Published June 11. 2013 05:02PM

A Jim Thorpe police officer has been sued in federal court for allegedly violating the civil rights of a Lehighton man he arrested.

Lee Marzen, detective for the police department, was sued in the U.S. District Court for the Middle District of Pennsylvania, Scranton, in his individual capacity, by Christopher Mazzella, of Lehighton.

The suit states on June 10, 2011, about 6:30 p.m.

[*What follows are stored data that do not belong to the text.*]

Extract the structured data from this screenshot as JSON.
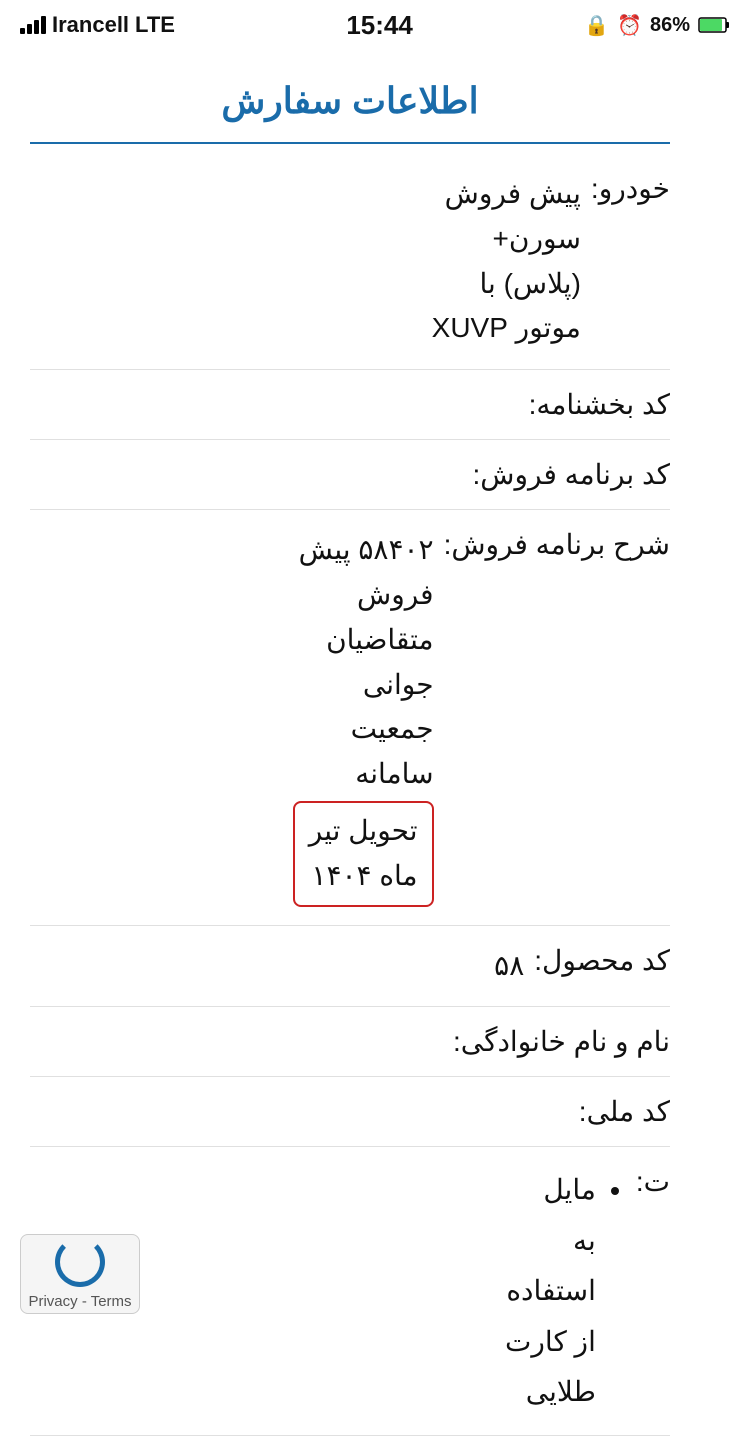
{
  "statusBar": {
    "carrier": "Irancell",
    "networkType": "LTE",
    "time": "15:44",
    "batteryPercent": "86%"
  },
  "page": {
    "title": "اطلاعات سفارش"
  },
  "rows": [
    {
      "label": "خودرو:",
      "value": "پیش فروش\nسورن+\n(پلاس) با\nموتور XUVP",
      "highlight": false
    },
    {
      "label": "کد بخشنامه:",
      "value": "",
      "highlight": false
    },
    {
      "label": "کد برنامه فروش:",
      "value": "",
      "highlight": false
    },
    {
      "label": "شرح برنامه فروش:",
      "value": "۵۸۴۰۲ پیش\nفروش\nمتقاضیان\nجوانی\nجمعیت\nسامانه",
      "highlightedPart": "تحویل تیر\nماه ۱۴۰۴",
      "highlight": true
    },
    {
      "label": "کد محصول:",
      "value": "۵۸",
      "highlight": false
    },
    {
      "label": "نام و نام خانوادگی:",
      "value": "",
      "highlight": false
    },
    {
      "label": "کد ملی:",
      "value": "",
      "highlight": false
    },
    {
      "label": "ت:",
      "value": "• مایل\nبه\nاستفاده\nاز کارت\nطلایی",
      "bullet": true,
      "highlight": false
    }
  ],
  "recaptcha": {
    "privacyText": "Privacy",
    "termsText": "Terms",
    "separator": "-"
  }
}
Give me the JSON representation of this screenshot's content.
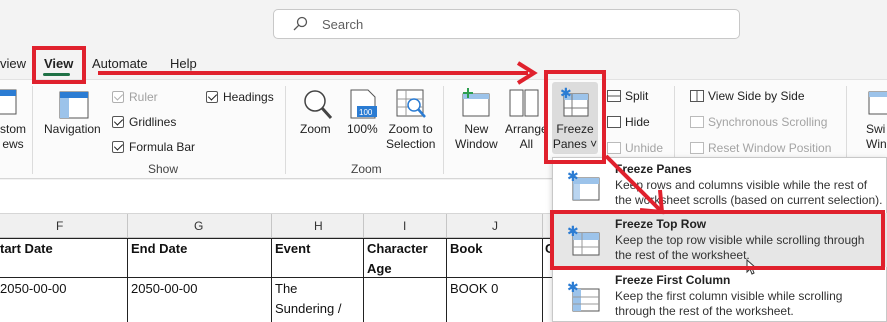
{
  "search": {
    "placeholder": "Search"
  },
  "tabs": [
    {
      "label": "view",
      "active": false
    },
    {
      "label": "View",
      "active": true
    },
    {
      "label": "Automate",
      "active": false
    },
    {
      "label": "Help",
      "active": false
    }
  ],
  "ribbon": {
    "custom_views_line1": "stom",
    "custom_views_line2": "ews",
    "navigation": "Navigation",
    "ruler": "Ruler",
    "gridlines": "Gridlines",
    "formula_bar": "Formula Bar",
    "headings": "Headings",
    "show_group": "Show",
    "zoom": "Zoom",
    "zoom100": "100%",
    "zoom_to_selection_1": "Zoom to",
    "zoom_to_selection_2": "Selection",
    "zoom_group": "Zoom",
    "new_window_1": "New",
    "new_window_2": "Window",
    "arrange_all_1": "Arrange",
    "arrange_all_2": "All",
    "freeze_panes_1": "Freeze",
    "freeze_panes_2": "Panes ˅",
    "split": "Split",
    "hide": "Hide",
    "unhide": "Unhide",
    "view_side_by_side": "View Side by Side",
    "synchronous_scrolling": "Synchronous Scrolling",
    "reset_window_position": "Reset Window Position",
    "switch_windows_1": "Swi",
    "switch_windows_2": "Windo"
  },
  "columns": [
    "F",
    "G",
    "H",
    "I",
    "J"
  ],
  "table": {
    "headers": [
      "tart Date",
      "End Date",
      "Event",
      "Character Age",
      "Book",
      "C"
    ],
    "row1": [
      "2050-00-00",
      "2050-00-00",
      "The Sundering /",
      "",
      "BOOK 0"
    ]
  },
  "dropdown": {
    "items": [
      {
        "title": "Freeze Panes",
        "desc": "Keep rows and columns visible while the rest of the worksheet scrolls (based on current selection)."
      },
      {
        "title": "Freeze Top Row",
        "desc": "Keep the top row visible while scrolling through the rest of the worksheet."
      },
      {
        "title": "Freeze First Column",
        "desc": "Keep the first column visible while scrolling through the rest of the worksheet."
      }
    ]
  },
  "colors": {
    "annotation_red": "#e0212d",
    "excel_green": "#1f7145",
    "icon_blue": "#2b7cd3"
  }
}
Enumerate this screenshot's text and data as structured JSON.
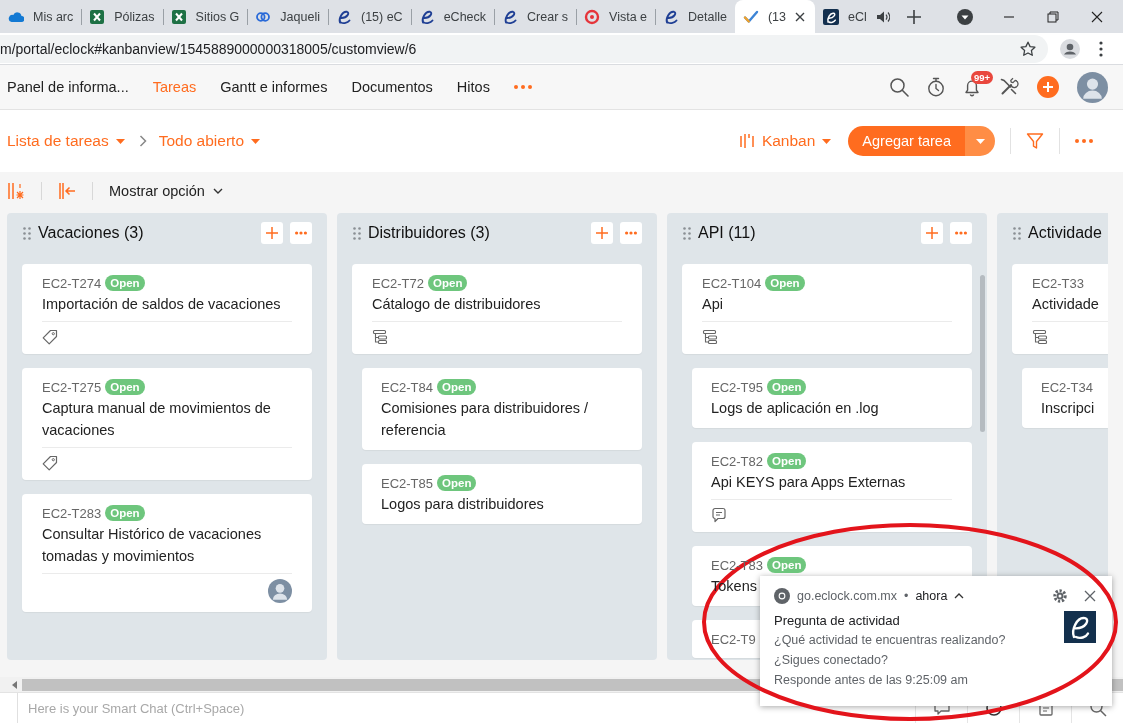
{
  "browser": {
    "tabs": [
      {
        "label": "Mis arc",
        "kind": "cloud",
        "selected": false,
        "audio": false
      },
      {
        "label": "Pólizas",
        "kind": "sheet",
        "selected": false,
        "audio": false
      },
      {
        "label": "Sitios G",
        "kind": "sheet",
        "selected": false,
        "audio": false
      },
      {
        "label": "Jaqueli",
        "kind": "rings",
        "selected": false,
        "audio": false
      },
      {
        "label": "(15) eC",
        "kind": "script",
        "selected": false,
        "audio": false
      },
      {
        "label": "eCheck",
        "kind": "script",
        "selected": false,
        "audio": false
      },
      {
        "label": "Crear s",
        "kind": "script",
        "selected": false,
        "audio": false
      },
      {
        "label": "Vista e",
        "kind": "target",
        "selected": false,
        "audio": false
      },
      {
        "label": "Detalle",
        "kind": "script",
        "selected": false,
        "audio": false
      },
      {
        "label": "(13",
        "kind": "check",
        "selected": true,
        "audio": false
      },
      {
        "label": "eCl",
        "kind": "logo",
        "selected": false,
        "audio": true
      }
    ],
    "url": "m/portal/eclock#kanbanview/1545889000000318005/customview/6"
  },
  "app_nav": {
    "items": [
      {
        "label": "Panel de informa...",
        "selected": false
      },
      {
        "label": "Tareas",
        "selected": true
      },
      {
        "label": "Gantt e informes",
        "selected": false
      },
      {
        "label": "Documentos",
        "selected": false
      },
      {
        "label": "Hitos",
        "selected": false
      }
    ],
    "notification_count": "99+"
  },
  "task_header": {
    "list_selector": "Lista de tareas",
    "filter_selector": "Todo abierto",
    "view_selector": "Kanban",
    "add_button": "Agregar tarea"
  },
  "toolbar": {
    "options_button": "Mostrar opción"
  },
  "columns": [
    {
      "title": "Vacaciones (3)",
      "header_buttons": true,
      "scrollbar": false,
      "cards": [
        {
          "id": "EC2-T274",
          "badge": "Open",
          "title": "Importación de saldos de vacaciones",
          "footer": {
            "kind": "tag"
          }
        },
        {
          "id": "EC2-T275",
          "badge": "Open",
          "title": "Captura manual de movimientos de vacaciones",
          "footer": {
            "kind": "tag"
          }
        },
        {
          "id": "EC2-T283",
          "badge": "Open",
          "title": "Consultar Histórico de vacaciones tomadas y movimientos",
          "footer": {
            "kind": "assignee"
          }
        }
      ]
    },
    {
      "title": "Distribuidores (3)",
      "header_buttons": true,
      "scrollbar": false,
      "cards": [
        {
          "id": "EC2-T72",
          "badge": "Open",
          "title": "Cátalogo de distribuidores",
          "footer": {
            "kind": "subtasks"
          },
          "children": [
            {
              "id": "EC2-T84",
              "badge": "Open",
              "title": "Comisiones para distribuidores / referencia"
            },
            {
              "id": "EC2-T85",
              "badge": "Open",
              "title": "Logos para distribuidores"
            }
          ]
        }
      ]
    },
    {
      "title": "API (11)",
      "header_buttons": true,
      "scrollbar": true,
      "cards": [
        {
          "id": "EC2-T104",
          "badge": "Open",
          "title": "Api",
          "footer": {
            "kind": "subtasks"
          },
          "children": [
            {
              "id": "EC2-T95",
              "badge": "Open",
              "title": "Logs de aplicación en .log"
            },
            {
              "id": "EC2-T82",
              "badge": "Open",
              "title": "Api KEYS para Apps Externas",
              "footer": {
                "kind": "comments"
              }
            },
            {
              "id": "EC2-T83",
              "badge": "Open",
              "title": "Tokens"
            },
            {
              "id": "EC2-T9"
            }
          ]
        }
      ]
    },
    {
      "title": "Actividade",
      "header_buttons": false,
      "scrollbar": false,
      "cards": [
        {
          "id": "EC2-T33",
          "title": "Actividade",
          "footer": {
            "kind": "subtasks"
          },
          "children": [
            {
              "id": "EC2-T34",
              "title": "Inscripci"
            }
          ]
        }
      ]
    }
  ],
  "smart_chat": {
    "placeholder": "Here is your Smart Chat (Ctrl+Space)"
  },
  "notification": {
    "source": "go.eclock.com.mx",
    "separator": "•",
    "time": "ahora",
    "title": "Pregunta de actividad",
    "lines": [
      "¿Qué actividad te encuentras realizando?",
      "¿Sigues conectado?",
      "Responde antes de las 9:25:09 am"
    ]
  },
  "annotations": [
    {
      "kind": "ellipse"
    }
  ]
}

Mazzella was at the graduation ceremony of Jim Thorpe High School where his brother was a graduate.

During the ceremony Mazzella made celebratory and congratulatory noise when his brother's name was announced.

The suit goes on to state a short time later Marzen "accosted" Mazzella and without warrant and without any probable cause to believe Mazzella had engaged in any criminal activity, committed a "battery upon, assaulted, and detained the plaintiff, in violation of the Plaintiff's right to be free from unreasonable seizures," the suit alleges.

The suit alleges that Marzen attempted to cover-up the assault and battery, with a false and illegal arrest and "use of excessive force" to falsely accuse Mazzella of resisting arrest and persistent disorderly conduct.

Mazzella was charged and arraigned on the charges and detained at the county prison for several hours until bail was posted, the suit states.

The suit charges, "At no time while the plaintiff was in custody was he offered any medical attention or care. However, the following day, because of the injuries inflicted upon him by the Defendant Marzen's use of excessive force during the course of the assault, battery, and false arrest, the Plaintiff was required to receive medical attention and care, and as a result has been damaged financially."

The suit states that Mazzella went on trial and was acquitted of all charges by a county jury panel. The trial judge also acquitted him of a summary offense.

The suit states because of the alleged illegal arrest Mazzella was forced to expend $8,000 for legal representation.

The suit further charges in May of this year, "in retaliation for the Plaintiff's acquittal on the false charges brought against him, on a pretext and without a warrant, probable cause or other justification, the Defendant Marzen, illegally invaded a rental property which he knew was owned by the Plaintiff or the Plaintiff's family, and which he knew was occupied by an individual who had testified on behalf of the Plaintiff during the criminal trial.

"While inside the house, the Defendant Marzen kicked in a door, rifled through various dressers and other containers, and otherwise invaded the personal and property rights of the plaintiff and caused damage to the plaintiff's property or that of his family."

The suit alleges Mazzella's constitutional rights under the fourth and 14th amendments to the U.S. Constitution were violated. The suit also makes other allegations of loss of rights and expenditures of money for medical treatment and legal fees.

The multiple-count suit alleges assault and battery, false arrest and illegal imprisonment, harassment and intentional destruction of property.

Sought is compensatory and punitive damages, not specified, against Marzen along with the costs of the action, reasonable attorney fees and costs, and "such other and further relief as may be deemed appropriate."

The action was filed by the law offices of Worth, Magee & Fisher, of Lehighton.